Add a server: only keys between the new server's hash position and its predecessor on the ring remap. For 10 servers, adding 1 remaps ~10% of keys. Cache miss rate stays manageable — no DB stampede. Used by: Cassandra, Redis Cluster, CDNs, DynamoDB.
With 3 servers and 3 ring positions, each server might own unequal hash space (33% average but high variance). One server might own 60% of the ring by chance. Virtual nodes (vnodes) give each server 150+ positions, distributing load much more evenly. Cassandra defaults to 256 vnodes per physical node.
| Affinity Method | Mechanism | Problem | Verdict |
|---|---|---|---|
| IP Hash | Hash client IP → fixed server | Corporate NAT maps millions of users to one IP → hot server | Dangerous |
| Cookie-based | LB sets cookie with server ID | Better than IP, still breaks uniform distribution | Acceptable |
| External Session Store | Redis/memcached stores session; all servers are stateless | Extra hop for session lookup (usually <1ms) | Recommended |
If you need sticky sessions, it's usually a sign that your app stores state on the server (local filesystem, in-memory session, etc.). The fix isn't better affinity — it's making your app stateless. Store sessions in Redis. Store uploads in S3. Make any server able to handle any request. This is what enables auto-scaling.

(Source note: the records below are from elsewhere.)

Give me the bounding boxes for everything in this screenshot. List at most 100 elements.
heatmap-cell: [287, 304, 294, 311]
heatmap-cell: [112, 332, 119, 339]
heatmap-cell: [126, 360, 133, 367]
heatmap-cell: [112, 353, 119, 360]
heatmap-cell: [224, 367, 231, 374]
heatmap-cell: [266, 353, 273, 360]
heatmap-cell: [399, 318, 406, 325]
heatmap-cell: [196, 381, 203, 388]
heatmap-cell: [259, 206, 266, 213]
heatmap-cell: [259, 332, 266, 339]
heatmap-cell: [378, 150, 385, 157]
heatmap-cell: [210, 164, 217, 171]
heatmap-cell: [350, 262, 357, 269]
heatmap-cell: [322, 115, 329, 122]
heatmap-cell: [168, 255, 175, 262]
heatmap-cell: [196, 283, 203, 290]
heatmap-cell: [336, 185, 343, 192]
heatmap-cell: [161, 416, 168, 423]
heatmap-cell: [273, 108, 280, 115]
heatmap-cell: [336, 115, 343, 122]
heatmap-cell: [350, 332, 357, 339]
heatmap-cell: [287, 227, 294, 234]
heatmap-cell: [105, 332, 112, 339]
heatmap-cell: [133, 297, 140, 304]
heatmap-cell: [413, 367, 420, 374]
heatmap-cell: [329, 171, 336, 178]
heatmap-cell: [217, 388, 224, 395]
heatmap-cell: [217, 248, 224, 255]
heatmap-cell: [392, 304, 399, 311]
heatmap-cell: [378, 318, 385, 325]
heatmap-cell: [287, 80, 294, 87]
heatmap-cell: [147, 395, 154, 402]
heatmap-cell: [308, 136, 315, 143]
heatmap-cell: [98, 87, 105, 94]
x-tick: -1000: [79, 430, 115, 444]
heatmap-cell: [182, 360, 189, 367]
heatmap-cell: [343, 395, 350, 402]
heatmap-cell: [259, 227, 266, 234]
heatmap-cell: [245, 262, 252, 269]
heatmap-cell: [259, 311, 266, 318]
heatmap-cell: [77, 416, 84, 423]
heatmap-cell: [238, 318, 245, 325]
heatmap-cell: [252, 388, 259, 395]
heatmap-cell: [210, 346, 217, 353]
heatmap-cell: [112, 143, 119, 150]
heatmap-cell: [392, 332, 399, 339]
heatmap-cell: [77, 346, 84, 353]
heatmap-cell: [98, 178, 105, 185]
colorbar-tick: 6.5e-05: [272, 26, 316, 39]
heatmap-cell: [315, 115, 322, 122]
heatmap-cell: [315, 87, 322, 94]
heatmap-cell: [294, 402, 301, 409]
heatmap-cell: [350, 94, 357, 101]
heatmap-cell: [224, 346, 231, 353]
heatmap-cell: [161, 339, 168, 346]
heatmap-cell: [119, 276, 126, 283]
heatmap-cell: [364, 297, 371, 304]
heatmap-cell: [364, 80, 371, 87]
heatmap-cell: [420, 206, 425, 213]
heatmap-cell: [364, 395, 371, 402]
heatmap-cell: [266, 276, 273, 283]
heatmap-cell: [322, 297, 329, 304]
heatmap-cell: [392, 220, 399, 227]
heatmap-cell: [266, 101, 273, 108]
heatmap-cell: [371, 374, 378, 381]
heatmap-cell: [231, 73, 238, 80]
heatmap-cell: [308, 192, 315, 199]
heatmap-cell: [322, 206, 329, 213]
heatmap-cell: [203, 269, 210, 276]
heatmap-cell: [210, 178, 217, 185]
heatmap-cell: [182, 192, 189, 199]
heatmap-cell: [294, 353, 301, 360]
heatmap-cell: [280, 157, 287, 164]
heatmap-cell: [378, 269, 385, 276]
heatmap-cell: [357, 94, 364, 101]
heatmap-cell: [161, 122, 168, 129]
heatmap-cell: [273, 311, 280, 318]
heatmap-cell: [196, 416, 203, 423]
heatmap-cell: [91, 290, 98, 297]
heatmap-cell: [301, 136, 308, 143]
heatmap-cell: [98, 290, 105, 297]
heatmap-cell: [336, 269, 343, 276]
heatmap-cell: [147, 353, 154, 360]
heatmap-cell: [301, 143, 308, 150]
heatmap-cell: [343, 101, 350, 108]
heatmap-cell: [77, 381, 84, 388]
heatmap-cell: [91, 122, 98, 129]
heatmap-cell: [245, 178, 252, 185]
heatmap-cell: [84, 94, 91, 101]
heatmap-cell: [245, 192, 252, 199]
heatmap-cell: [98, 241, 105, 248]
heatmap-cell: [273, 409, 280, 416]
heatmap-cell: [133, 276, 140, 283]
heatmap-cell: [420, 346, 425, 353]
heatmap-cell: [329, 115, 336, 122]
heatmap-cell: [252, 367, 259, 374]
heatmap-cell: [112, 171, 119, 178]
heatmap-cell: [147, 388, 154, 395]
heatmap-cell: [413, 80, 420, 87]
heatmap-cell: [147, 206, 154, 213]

Shallow (TCP connect): Only checks if the process is listening. Misses: app that accepted the TCP connection but can't query its DB, zombie processes that accept connections but time out.
Deep (HTTP /health): App queries all dependencies and returns 200 only if truly healthy. This is what you want in production.
When you deregister a server, the LB marks it "draining" — stops sending new requests but lets in-flight requests complete (up to drain timeout, usually 300s). Never kill a server without draining: you'll drop active requests mid-flight. This is the mechanism that makes zero-downtime deploys possible.
Database connection pool: can you acquire a connection and run SELECT 1? Redis/cache: can you ping? External APIs (with timeout): are your critical dependencies up? Return 200 with JSON of dependency statuses. Return 503 if any critical dependency is down. Never return 200 when your app can't actually serve requests — that misleads the LB and causes user-facing errors.